My approach to a knockout salad
- Getting beans just right
- I start by dunking my green beans in boiling water for just 30 seconds. Then straight into ice water to lock in that gorgeous green color and crunch.
- Perfectly tender potatoes
- I cook my potatoes gently for about 15 minutes until they're just soft enough for a knife to slide through easily.
- My go-to dressing
- In a small jar I shake up my olive oil champagne vinegar salt and Dijon mustard until everything's nicely blended together.
- Putting it all together
- I toss everything into my favorite salad bowl. I drizzle my dressing over top mix it all gently and let the magic happen.

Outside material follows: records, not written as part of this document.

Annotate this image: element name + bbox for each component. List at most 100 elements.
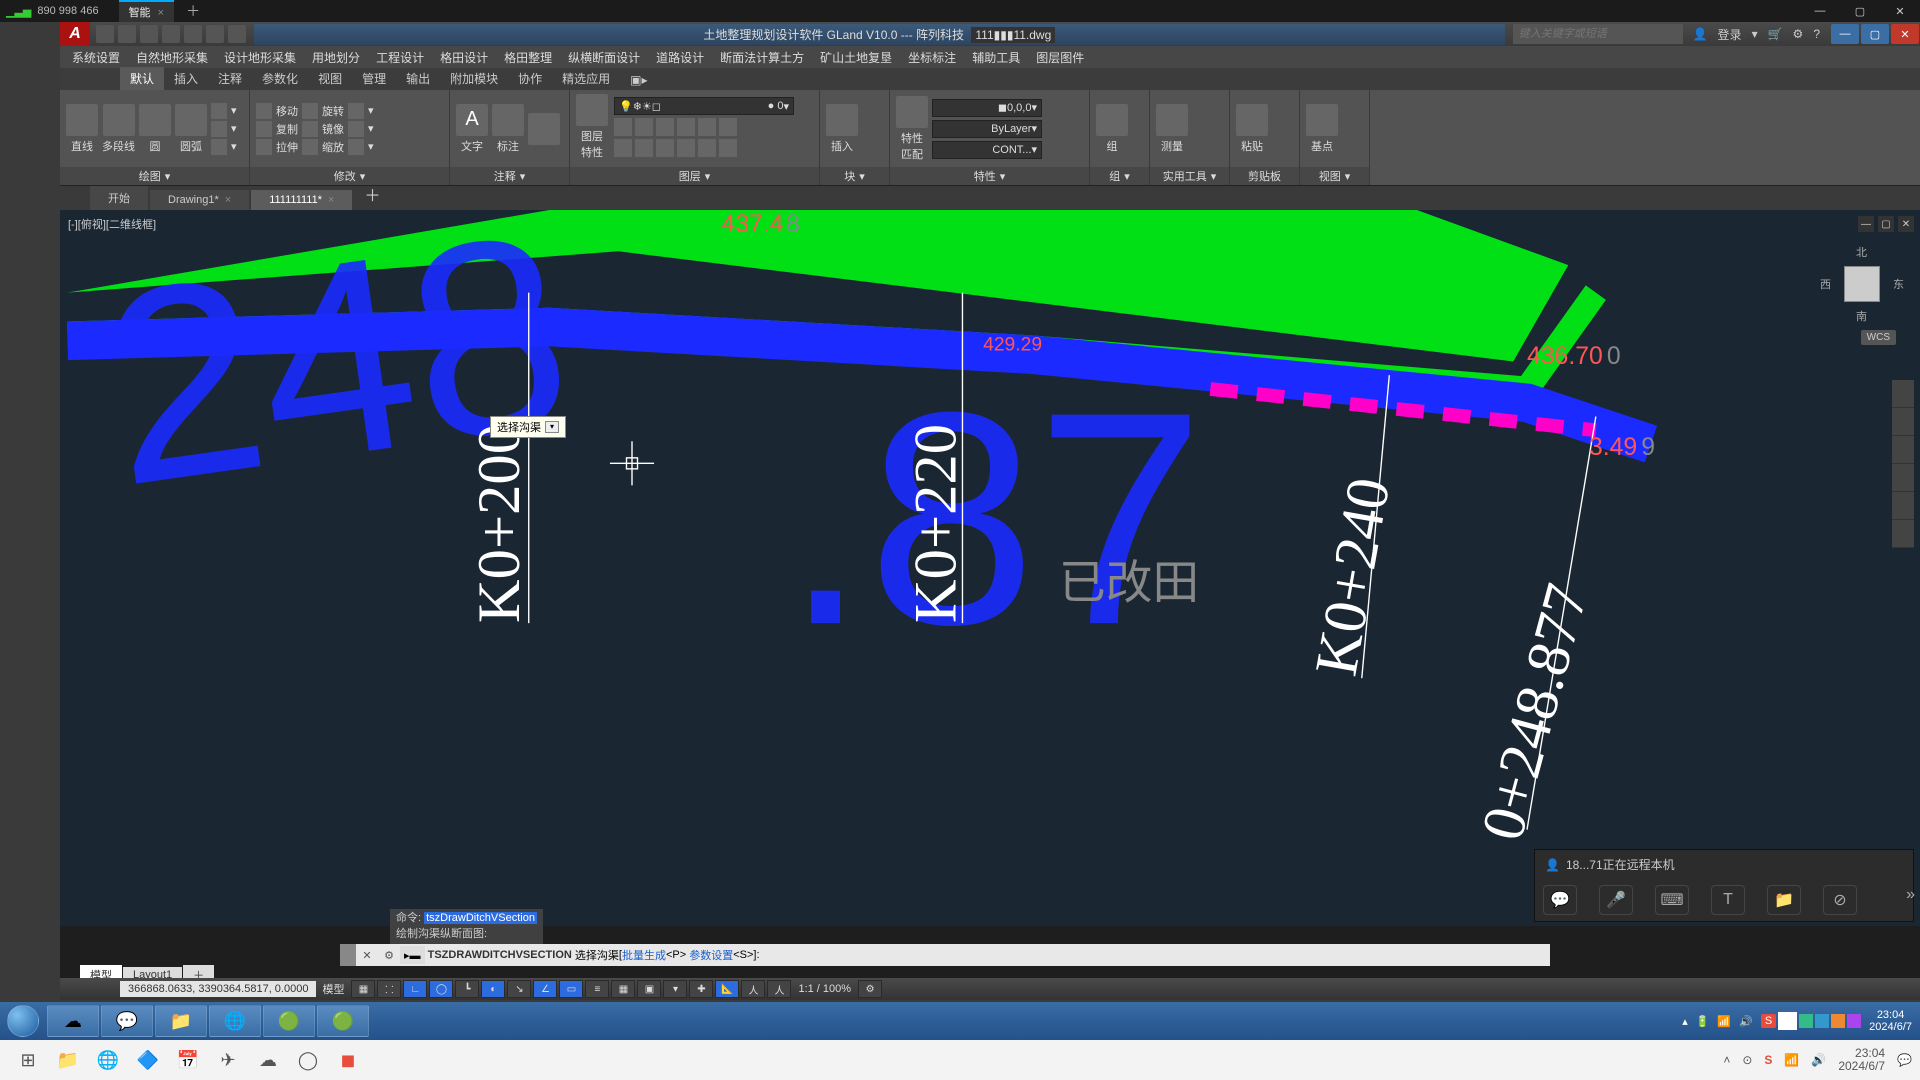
login-label[interactable]: 登录 [1718, 26, 1742, 43]
menu-item[interactable]: 道路设计 [648, 49, 712, 66]
app-icon[interactable]: 📅 [174, 1046, 202, 1074]
menu-item[interactable]: 格田设计 [432, 49, 496, 66]
panel-title[interactable]: 修改 ▾ [250, 167, 449, 185]
wcs-badge[interactable]: WCS [1861, 330, 1896, 345]
snap-toggle[interactable]: ⸬ [377, 980, 401, 998]
drawing-canvas[interactable]: [-][俯视][二维线框] — ▢ ✕ 248 .87 [60, 210, 1920, 926]
doc-tab[interactable]: 开始 [90, 186, 148, 210]
ime-badge[interactable]: S [1761, 1014, 1776, 1028]
viewport-label[interactable]: [-][俯视][二维线框] [68, 216, 156, 232]
lineweight-combo[interactable]: ByLayer ▾ [932, 120, 1042, 138]
new-icon[interactable] [96, 25, 114, 43]
taskbar-app[interactable]: 🟢 [263, 1005, 315, 1037]
panel-title[interactable]: 图层 ▾ [570, 167, 819, 185]
tray-icon[interactable]: ▴ [1682, 1015, 1688, 1028]
doc-tab[interactable]: Drawing1*× [150, 190, 249, 210]
mirror-button[interactable]: 镜像 [302, 121, 344, 137]
chat-icon[interactable]: 💬 [1543, 885, 1577, 915]
chevron-up-icon[interactable]: ˄ [1723, 1053, 1730, 1067]
close-icon[interactable]: × [225, 194, 231, 206]
host-clock[interactable]: 23:04 2024/6/7 [1838, 1047, 1885, 1073]
taskbar-app[interactable]: 🌐 [209, 1005, 261, 1037]
app-switcher-icon[interactable]: ⚙ [1793, 27, 1804, 41]
menu-item[interactable]: 断面法计算土方 [712, 49, 812, 66]
polyline-button[interactable]: 多段线 [102, 104, 135, 154]
insert-block-button[interactable]: 插入 [826, 104, 858, 154]
ribbon-tab[interactable]: 默认 [120, 67, 164, 90]
paste-button[interactable]: 粘贴 [1236, 104, 1268, 154]
menu-item[interactable]: 系统设置 [64, 49, 128, 66]
start-icon[interactable]: ⊞ [14, 1046, 42, 1074]
maximize-button[interactable]: ▢ [1840, 5, 1880, 18]
text-icon[interactable]: T [1711, 885, 1745, 915]
menu-item[interactable]: 图层图件 [1028, 49, 1092, 66]
disconnect-icon[interactable]: ⊘ [1823, 885, 1857, 915]
app-icon[interactable]: 🔷 [134, 1046, 162, 1074]
vp-close-icon[interactable]: ✕ [1898, 216, 1914, 232]
mic-icon[interactable]: 🎤 [1599, 885, 1633, 915]
date[interactable]: 2024/6/7 [1869, 1021, 1912, 1033]
vp-maximize-icon[interactable]: ▢ [1878, 216, 1894, 232]
menu-item[interactable]: 工程设计 [368, 49, 432, 66]
vp-minimize-icon[interactable]: — [1858, 216, 1874, 232]
remote-tab[interactable]: 智能 × [119, 0, 175, 22]
open-icon[interactable] [118, 25, 136, 43]
new-tab-button[interactable]: ＋ [186, 1, 200, 21]
layer-combo[interactable]: 💡❄☀◻ ● 0 ▾ [614, 97, 794, 115]
drag-handle-icon[interactable] [340, 944, 356, 966]
menu-item[interactable]: 用地划分 [304, 49, 368, 66]
dropdown-icon[interactable]: ▾ [545, 421, 559, 433]
panel-title[interactable]: 视图 ▾ [1300, 167, 1369, 185]
menu-item[interactable]: 辅助工具 [964, 49, 1028, 66]
app-icon[interactable]: ◼ [334, 1046, 362, 1074]
inner-minimize-button[interactable]: — [1831, 24, 1859, 44]
close-icon[interactable]: × [158, 7, 164, 19]
taskbar-app[interactable]: ☁ [47, 1005, 99, 1037]
help-icon[interactable]: ? [1813, 27, 1820, 41]
panel-title[interactable]: 绘图 ▾ [60, 167, 249, 185]
app-icon[interactable]: ✈ [214, 1046, 242, 1074]
menu-item[interactable]: 坐标标注 [900, 49, 964, 66]
app-icon[interactable]: ◯ [294, 1046, 322, 1074]
tray-icon[interactable]: ⊙ [1742, 1053, 1752, 1067]
close-button[interactable]: ✕ [1880, 5, 1920, 18]
close-icon[interactable]: × [328, 194, 334, 206]
menu-item[interactable]: 设计地形采集 [216, 49, 304, 66]
app-icon[interactable]: ☁ [254, 1046, 282, 1074]
command-line[interactable]: ✕ ⚙ ▸▬ TSZDRAWDITCHVSECTION 选择沟渠[批量生成<P>… [340, 944, 1550, 966]
text-button[interactable]: A文字 [456, 104, 488, 154]
ribbon-play-icon[interactable]: ▣▸ [620, 70, 657, 90]
move-button[interactable]: 移动 [256, 103, 298, 119]
folder-icon[interactable]: 📁 [1767, 885, 1801, 915]
expand-icon[interactable]: » [1906, 886, 1915, 904]
ribbon-tab[interactable]: 精选应用 [552, 67, 620, 90]
baseview-button[interactable]: 基点 [1306, 104, 1338, 154]
menu-item[interactable]: 纵横断面设计 [560, 49, 648, 66]
polar-toggle[interactable]: ◯ [429, 980, 453, 998]
ribbon-tab[interactable]: 视图 [308, 67, 352, 90]
match-properties-button[interactable]: 特性 匹配 [896, 96, 928, 162]
taskbar-app[interactable]: 📁 [155, 1005, 207, 1037]
search-input[interactable] [1513, 24, 1683, 44]
linetype-combo[interactable]: CONT... ▾ [932, 141, 1042, 159]
redo-icon[interactable] [228, 25, 246, 43]
menu-item[interactable]: 格田整理 [496, 49, 560, 66]
panel-title[interactable]: 实用工具 ▾ [1150, 167, 1229, 185]
scale-button[interactable]: 缩放 [302, 139, 344, 155]
doc-tab[interactable]: 111111111*× [251, 190, 352, 210]
ribbon-tab[interactable]: 注释 [208, 67, 252, 90]
remote-comm-panel[interactable]: 👤18...71正在远程本机 💬 🎤 ⌨ T 📁 ⊘ » [1534, 849, 1914, 922]
taskbar-app[interactable]: 💬 [101, 1005, 153, 1037]
options-icon[interactable]: ⚙ [378, 944, 400, 966]
group-button[interactable]: 组 [1096, 104, 1128, 154]
minimize-button[interactable]: — [1800, 5, 1840, 18]
save-icon[interactable] [140, 25, 158, 43]
copy-button[interactable]: 复制 [256, 121, 298, 137]
panel-title[interactable]: 特性 ▾ [890, 167, 1089, 185]
menu-item[interactable]: 自然地形采集 [128, 49, 216, 66]
inner-maximize-button[interactable]: ▢ [1861, 24, 1889, 44]
taskbar-app[interactable]: 🟢 [317, 1005, 369, 1037]
network-icon[interactable]: 📶 [1717, 1015, 1731, 1028]
inner-close-button[interactable]: ✕ [1891, 24, 1919, 44]
close-icon[interactable]: ✕ [356, 944, 378, 966]
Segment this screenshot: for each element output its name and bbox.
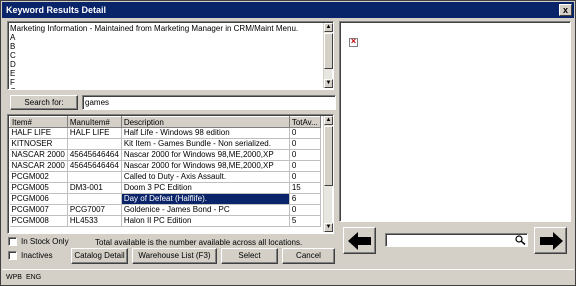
in-stock-only-label: In Stock Only bbox=[21, 237, 69, 246]
scroll-down-icon[interactable]: ▼ bbox=[324, 223, 333, 232]
cell-manuitem bbox=[67, 193, 122, 205]
select-button[interactable]: Select bbox=[221, 248, 278, 264]
memo-scrollbar[interactable]: ▲ ▼ bbox=[323, 23, 333, 88]
cell-manuitem: HL4533 bbox=[67, 215, 122, 227]
column-header-item[interactable]: Item# bbox=[9, 116, 68, 128]
memo-line: F bbox=[10, 78, 15, 87]
left-arrow-icon bbox=[348, 232, 371, 250]
close-button[interactable]: x bbox=[559, 4, 572, 16]
cell-totav: 0 bbox=[289, 160, 321, 172]
warehouse-list-button[interactable]: Warehouse List (F3) bbox=[132, 248, 217, 264]
table-row[interactable]: PCGM005 DM3-001 Doom 3 PC Edition 15 bbox=[9, 182, 321, 194]
column-header-manuitem[interactable]: ManuItem# bbox=[66, 116, 122, 128]
title-bar: Keyword Results Detail x bbox=[2, 2, 574, 18]
cell-manuitem bbox=[67, 171, 122, 183]
magnifier-icon[interactable] bbox=[515, 235, 526, 245]
availability-info-text: Total available is the number available … bbox=[95, 238, 303, 247]
cell-totav: 0 bbox=[289, 138, 321, 150]
memo-line: A bbox=[10, 33, 16, 42]
scroll-up-icon[interactable]: ▲ bbox=[324, 23, 333, 32]
cancel-button[interactable]: Cancel bbox=[282, 248, 335, 264]
window-title: Keyword Results Detail bbox=[6, 5, 107, 15]
inactives-option[interactable]: Inactives bbox=[8, 251, 53, 261]
cell-description: Goldenice - James Bond - PC bbox=[121, 204, 290, 216]
cell-description: Doom 3 PC Edition bbox=[121, 182, 290, 194]
cell-item: PCGM007 bbox=[9, 204, 68, 216]
cell-description: Nascar 2000 for Windows 98,ME,2000,XP bbox=[121, 149, 290, 161]
cell-description: Halon II PC Edition bbox=[121, 215, 290, 227]
table-row[interactable]: NASCAR 2000 45645646464 Nascar 2000 for Wi… bbox=[9, 160, 321, 172]
cell-manuitem: 45645646464 bbox=[67, 149, 122, 161]
cell-totav: 6 bbox=[289, 193, 321, 205]
cell-manuitem: PCG7007 bbox=[67, 204, 122, 216]
status-left: WPB bbox=[6, 274, 22, 281]
scroll-up-icon[interactable]: ▲ bbox=[324, 116, 333, 125]
inactives-label: Inactives bbox=[21, 251, 53, 260]
next-button[interactable] bbox=[534, 227, 567, 254]
table-row[interactable]: NASCAR 2000 45645646464 Nascar 2000 for Wi… bbox=[9, 149, 321, 161]
cell-totav: 0 bbox=[289, 149, 321, 161]
in-stock-only-checkbox[interactable] bbox=[8, 237, 17, 247]
cell-totav: 15 bbox=[289, 182, 321, 194]
cell-item: PCGM006 bbox=[9, 193, 68, 205]
memo-text: Marketing Information - Maintained from … bbox=[10, 24, 322, 89]
cell-totav: 0 bbox=[289, 204, 321, 216]
table-row[interactable]: HALF LIFE HALF LIFE Half Life - Windows 98… bbox=[9, 127, 321, 139]
cell-item: HALF LIFE bbox=[9, 127, 68, 139]
table-row[interactable]: PCGM008 HL4533 Halon II PC Edition 5 bbox=[9, 215, 321, 227]
table-row[interactable]: PCGM002 Called to Duty - Axis Assault. 0 bbox=[9, 171, 321, 183]
cell-manuitem: HALF LIFE bbox=[67, 127, 122, 139]
cell-item: PCGM005 bbox=[9, 182, 68, 194]
cell-totav: 5 bbox=[289, 215, 321, 227]
scroll-thumb[interactable] bbox=[324, 126, 333, 186]
scroll-thumb[interactable] bbox=[324, 33, 333, 69]
right-arrow-icon bbox=[540, 232, 563, 250]
results-grid[interactable]: Item# ManuItem# Description TotAv... HAL… bbox=[7, 114, 334, 234]
status-bar: WPB ENG bbox=[2, 269, 574, 285]
cell-item: NASCAR 2000 bbox=[9, 149, 68, 161]
cell-item: PCGM008 bbox=[9, 215, 68, 227]
grid-header-row: Item# ManuItem# Description TotAv... bbox=[9, 116, 321, 128]
cell-item: PCGM002 bbox=[9, 171, 68, 183]
table-row[interactable]: PCGM007 PCG7007 Goldenice - James Bond - P… bbox=[9, 204, 321, 216]
cell-description: Called to Duty - Axis Assault. bbox=[121, 171, 290, 183]
lookup-input[interactable] bbox=[385, 233, 528, 247]
grid-scrollbar[interactable]: ▲ ▼ bbox=[323, 116, 333, 232]
memo-line: E bbox=[10, 69, 16, 78]
scroll-down-icon[interactable]: ▼ bbox=[324, 79, 333, 88]
column-header-description[interactable]: Description bbox=[120, 116, 290, 128]
cell-item: KITNOSER bbox=[9, 138, 68, 150]
cell-description: Kit Item - Games Bundle - Non serialized… bbox=[121, 138, 290, 150]
memo-line: B bbox=[10, 42, 16, 51]
marketing-info-memo[interactable]: Marketing Information - Maintained from … bbox=[7, 21, 334, 90]
keyword-results-window: Keyword Results Detail x Marketing Infor… bbox=[0, 0, 576, 286]
broken-image-icon bbox=[349, 36, 358, 47]
memo-line: G bbox=[10, 87, 322, 89]
table-row-selected[interactable]: PCGM006 Day of Defeat (Halflife). 6 bbox=[9, 193, 321, 205]
search-for-button[interactable]: Search for: bbox=[10, 95, 78, 110]
cell-totav: 0 bbox=[289, 127, 321, 139]
catalog-detail-button[interactable]: Catalog Detail bbox=[71, 248, 128, 264]
cell-description: Half Life - Windows 98 edition bbox=[121, 127, 290, 139]
column-header-totav[interactable]: TotAv... bbox=[288, 116, 321, 128]
results-table: Item# ManuItem# Description TotAv... HAL… bbox=[9, 116, 321, 227]
previous-button[interactable] bbox=[343, 227, 376, 254]
cell-manuitem: DM3-001 bbox=[67, 182, 122, 194]
search-input[interactable]: games bbox=[82, 95, 336, 110]
cell-description: Nascar 2000 for Windows 98,ME,2000,XP bbox=[121, 160, 290, 172]
cell-manuitem bbox=[67, 138, 122, 150]
item-image-panel bbox=[339, 21, 571, 222]
cell-manuitem: 45645646464 bbox=[67, 160, 122, 172]
memo-line: Marketing Information - Maintained from … bbox=[10, 24, 299, 33]
cell-totav: 0 bbox=[289, 171, 321, 183]
status-language: ENG bbox=[26, 274, 42, 281]
in-stock-only-option[interactable]: In Stock Only bbox=[8, 237, 69, 247]
memo-line: D bbox=[10, 60, 16, 69]
memo-line: C bbox=[10, 51, 16, 60]
cell-description: Day of Defeat (Halflife). bbox=[121, 193, 290, 205]
inactives-checkbox[interactable] bbox=[8, 251, 17, 261]
table-row[interactable]: KITNOSER Kit Item - Games Bundle - Non se… bbox=[9, 138, 321, 150]
cell-item: NASCAR 2000 bbox=[9, 160, 68, 172]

My tips for making it special
I often play around with my dressing flavors adding more mustard or vinegar when the mood strikes. Sometimes I throw in capers olives or feta cheese for a fun twist. My main trick is watching the veggies like a hawk while they cook so they keep their perfect texture.

Tasty serving suggestions
I love eating this salad alongside grilled chicken or a nice fish fillet for a complete meal. On vegetarian days I pair it with crusty bread or a veggie quiche. It's also wonderful as a starter when friends come over for dinner.
Frequently Asked Questions
- → Why blanch the green beans?
- Blanching keeps them crisp and bright green. It holds their texture and makes them easier to eat.
- → Can I make this salad in advance?
- Yes, prep it up to a day ahead. Just keep the dressing separate and toss it in before serving to keep it fresh.
- → What type of potatoes work best?
- Go for firm potatoes that hold their shape after cooking, like red or new potatoes.
- → Can I swap out champagne vinegar?
- Definitely! Use white wine vinegar or white balsamic instead. The flavor will be slightly different but still tasty.
- → How do I know when the potatoes are ready?
- Stick a fork in—they should be tender with just a bit of firmness. They shouldn't fall apart.